Susan Petrie, Editor
I am the former editor of Photonics Spectra, an international, monthly B2B covering optics, lasers, and imaging. I hold an MFA in Poetry (Bennington College), which is great for humanizing excessively technical concepts. And, I live near the Hudson River in New York State and work on a personal project photographing and writing about the mid-Hudson region.
Minerals are one of many ‘behind-the-scenes’ links of industrialized critical infrastructure supply chains that can seem pretty mysterious to average people. However, a basic understanding of what minerals are, how they are used, how they are discovered, extracted from the land, and processed is useful information for those of us who may not realize that dozens of refined minerals are all around.
An open iron mine
For example, minerals (classified by first-world economies as critical raw materials, or CRMs) are necessary for existing and emerging advancements in energy, communication, medical care, heating and cooling, transportation, and in various consumer-level products. Such things as fiber optics, night vision, rechargeable batteries, furnaces, laptops, and semi-conductors all rely on minerals. So do pesticides, smart phones, satellites, LCDs, solar cells, electric car batteries, imaging technologies, even baby car seats and the colors of fireworks. And this is but a partial list!
Most countries, whether rich in mineral resources or mostly reliant on imports, have developed some type of strategy for mineral-related supply chain activities that may include one or more of the following: exploration and discovery, development and extraction, production, processing, and reclamation.

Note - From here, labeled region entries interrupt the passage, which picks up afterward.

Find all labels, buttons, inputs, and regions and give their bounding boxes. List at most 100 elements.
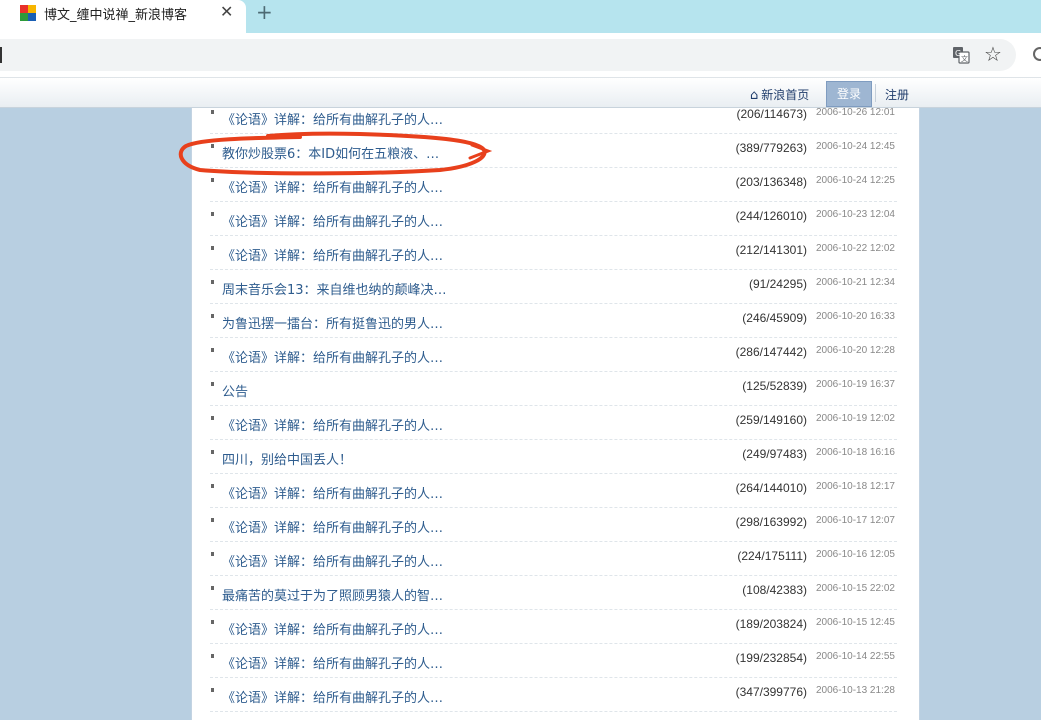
article-list: 《论语》详解：给所有曲解孔子的人… (206/114673) 2006-10-26 … [192,108,919,712]
sina-home-link[interactable]: ⌂ 新浪首页 [750,86,809,103]
article-comment-view-count: (125/52839) [742,379,807,393]
article-date: 2006-10-19 16:37 [816,379,895,390]
article-title-link[interactable]: 《论语》详解：给所有曲解孔子的人… [222,517,443,536]
article-date: 2006-10-26 12:01 [816,108,895,118]
article-title-link[interactable]: 《论语》详解：给所有曲解孔子的人… [222,109,443,128]
article-title-link[interactable]: 教你炒股票6：本ID如何在五粮液、… [222,143,439,162]
article-title-link[interactable]: 《论语》详解：给所有曲解孔子的人… [222,347,443,366]
article-row: 《论语》详解：给所有曲解孔子的人… (206/114673) 2006-10-26 … [192,108,919,134]
browser-tabstrip: 博文_缠中说禅_新浪博客 ✕ + [0,0,1041,33]
article-date: 2006-10-17 12:07 [816,515,895,526]
bullet-icon [211,586,214,590]
article-row: 《论语》详解：给所有曲解孔子的人… (286/147442) 2006-10-20 … [192,338,919,372]
bullet-icon [211,144,214,148]
article-comment-view-count: (286/147442) [735,345,807,359]
bullet-icon [211,212,214,216]
sina-home-label: 新浪首页 [761,88,810,102]
article-comment-view-count: (212/141301) [735,243,807,257]
article-title-link[interactable]: 《论语》详解：给所有曲解孔子的人… [222,211,443,230]
article-row: 《论语》详解：给所有曲解孔子的人… (264/144010) 2006-10-18 … [192,474,919,508]
svg-text:文: 文 [961,54,968,63]
article-row: 《论语》详解：给所有曲解孔子的人… (244/126010) 2006-10-23 … [192,202,919,236]
bullet-icon [211,110,214,114]
article-title-link[interactable]: 《论语》详解：给所有曲解孔子的人… [222,177,443,196]
article-title-link[interactable]: 《论语》详解：给所有曲解孔子的人… [222,551,443,570]
article-date: 2006-10-15 22:02 [816,583,895,594]
row-divider [210,711,897,712]
new-tab-icon[interactable]: + [256,0,273,24]
article-comment-view-count: (264/144010) [735,481,807,495]
article-title-link[interactable]: 《论语》详解：给所有曲解孔子的人… [222,245,443,264]
article-row: 公告 (125/52839) 2006-10-19 16:37 [192,372,919,406]
bullet-icon [211,620,214,624]
article-comment-view-count: (249/97483) [742,447,807,461]
bookmark-star-icon[interactable]: ☆ [984,42,1002,66]
article-comment-view-count: (199/232854) [735,651,807,665]
article-row: 最痛苦的莫过于为了照顾男猿人的智… (108/42383) 2006-10-15 2… [192,576,919,610]
article-row: 教你炒股票6：本ID如何在五粮液、… (389/779263) 2006-10-24… [192,134,919,168]
article-comment-view-count: (298/163992) [735,515,807,529]
article-date: 2006-10-24 12:25 [816,175,895,186]
article-comment-view-count: (259/149160) [735,413,807,427]
article-row: 《论语》详解：给所有曲解孔子的人… (203/136348) 2006-10-24 … [192,168,919,202]
bullet-icon [211,382,214,386]
sina-top-bar: ⌂ 新浪首页 登录 注册 [0,77,1041,108]
article-comment-view-count: (244/126010) [735,209,807,223]
article-comment-view-count: (189/203824) [735,617,807,631]
login-button[interactable]: 登录 [826,81,872,107]
article-list-panel: 《论语》详解：给所有曲解孔子的人… (206/114673) 2006-10-26 … [191,108,920,720]
article-date: 2006-10-16 12:05 [816,549,895,560]
register-link[interactable]: 注册 [885,86,909,103]
article-date: 2006-10-18 16:16 [816,447,895,458]
bullet-icon [211,280,214,284]
translate-icon[interactable]: G 文 [952,46,970,64]
browser-tab[interactable]: 博文_缠中说禅_新浪博客 ✕ [0,0,246,33]
article-date: 2006-10-19 12:02 [816,413,895,424]
bullet-icon [211,348,214,352]
home-icon: ⌂ [750,88,759,103]
bullet-icon [211,178,214,182]
article-comment-view-count: (347/399776) [735,685,807,699]
article-title-link[interactable]: 《论语》详解：给所有曲解孔子的人… [222,653,443,672]
bullet-icon [211,416,214,420]
close-tab-icon[interactable]: ✕ [220,2,233,21]
article-row: 周末音乐会13：来自维也纳的颠峰决… (91/24295) 2006-10-21 1… [192,270,919,304]
bullet-icon [211,552,214,556]
article-title-link[interactable]: 《论语》详解：给所有曲解孔子的人… [222,687,443,706]
article-comment-view-count: (108/42383) [742,583,807,597]
article-date: 2006-10-18 12:17 [816,481,895,492]
bullet-icon [211,688,214,692]
article-title-link[interactable]: 四川，别给中国丢人！ [222,449,352,468]
article-title-link[interactable]: 最痛苦的莫过于为了照顾男猿人的智… [222,585,443,604]
article-row: 《论语》详解：给所有曲解孔子的人… (259/149160) 2006-10-19 … [192,406,919,440]
article-row: 《论语》详解：给所有曲解孔子的人… (189/203824) 2006-10-15 … [192,610,919,644]
article-comment-view-count: (224/175111) [737,549,807,563]
article-date: 2006-10-24 12:45 [816,141,895,152]
article-title-link[interactable]: 《论语》详解：给所有曲解孔子的人… [222,619,443,638]
article-date: 2006-10-14 22:55 [816,651,895,662]
article-comment-view-count: (246/45909) [742,311,807,325]
article-row: 《论语》详解：给所有曲解孔子的人… (224/175111) 2006-10-16 … [192,542,919,576]
article-date: 2006-10-15 12:45 [816,617,895,628]
browser-toolbar: G 文 ☆ [0,33,1041,77]
article-title-link[interactable]: 公告 [222,381,248,400]
bullet-icon [211,484,214,488]
address-bar[interactable] [0,39,1016,71]
profile-icon[interactable] [1033,47,1041,61]
article-row: 四川，别给中国丢人！ (249/97483) 2006-10-18 16:16 [192,440,919,474]
article-title-link[interactable]: 周末音乐会13：来自维也纳的颠峰决… [222,279,447,298]
article-date: 2006-10-13 21:28 [816,685,895,696]
article-title-link[interactable]: 《论语》详解：给所有曲解孔子的人… [222,415,443,434]
article-date: 2006-10-20 12:28 [816,345,895,356]
divider [875,84,876,102]
article-date: 2006-10-20 16:33 [816,311,895,322]
article-title-link[interactable]: 《论语》详解：给所有曲解孔子的人… [222,483,443,502]
article-title-link[interactable]: 为鲁迅摆一擂台：所有挺鲁迅的男人… [222,313,443,332]
article-row: 《论语》详解：给所有曲解孔子的人… (199/232854) 2006-10-14 … [192,644,919,678]
bullet-icon [211,314,214,318]
article-comment-view-count: (91/24295) [748,277,807,291]
article-date: 2006-10-23 12:04 [816,209,895,220]
article-comment-view-count: (206/114673) [736,108,808,121]
bullet-icon [211,246,214,250]
bullet-icon [211,450,214,454]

Minerals generally possess five characteristics: they are naturally occurring, they’re solid, inorganic, and they’re crystalline with a consistent chemical composition.
Information about mineral locations is achieved in myriad ways, including 3D surface maps using lidar; geological survey maps; radiometric and aeromagnetic data; discovering the geochemistry of a region by studying its rocks, soils, and sediments; mineral deposit databases; and geologists performing on-site core sampling.
Rock with mineral presence detected
The U.S. recently launched an initiative called Earth Mapping Resource Initiative, or Earth MRI “to improve its knowledge of the geologic framework of the country and to identify areas that have the potential to contain undiscovered critical mineral resources.”1
During this stage, exploration permits are granted, and impact assessments and feasibility studies are performed. Designs of the potential mine are also drawn up.
Because of the complexity of discovery, and the numerous factors – including protest, public comment periods, and lawsuits – that factor into decisions about whether a mine can or should progress, ten years or more can pass from exploration to permitting. In Sweden, for example, there were 604 exploration permits in 2016, but only 14 active mines.2
Once a mine is permitted, it can take an additional five to ten years — or more — to develop and build the mine, depending on the type – open surface (pit, strip, and placer) for minerals close to the surface or in streambeds, or underground, for extracting vein-type deposits. In addition to the actual mine, there may need to be roads built, forests removed, housing demolished (or constructed for employees), as well as environmental management systems put in place for reporting and compliance.
Processing is a complex, multi-step process that varies with the type of mineral. Some common steps include crushing and milling, which separate ore from waste rock, and there may also be chemical processes that involve the addition of cyanide or acid, and heat processing or smelting.
Batteries, electric vehicles, wind turbines, hydrogen fuel cells. On the surface, these “green” materials, components, processes, and products might appear like a ‘silver bullet’ solution to problems of an increasingly sophisticated world. However, many green energy initiatives are also reliant on minerals, specifically a class called rare earths, which are not abundant, which require a massive amount of processing, and which often lead to toxic by-products.3
Minerals classified as “critical” may be located near or within the boundaries of government lands and Indigenous communities, which has historically created tense relationships between corporations, government, and people who rely on and care for the landscape.4 Transparent ESG reporting could even steer potential investors away from corporations that deny human rights and environmental obligations.
There is hope that new ESG reporting standards will create different types of collaborative partnerships and broader, more inclusive discussions to address destructive techniques.
Some mining companies are beginning to invest in land rehabilitation. In Australia, ALCOA supports on-site nurseries to help with reseeding, replanting, and biodiversity.5 Others are looking to replace topsoil lost through strip mining. There are also new initiatives that are developing ways to reuse CRMs through recycling. Additionally, there is R&D on the development of synthetic minerals.
Mining land undergoing rehabilitation
While traditional extractive mineral mining approaches have been highly profitable in the short term, it is clear that new-world thinking will be necessary to solve new-world problems.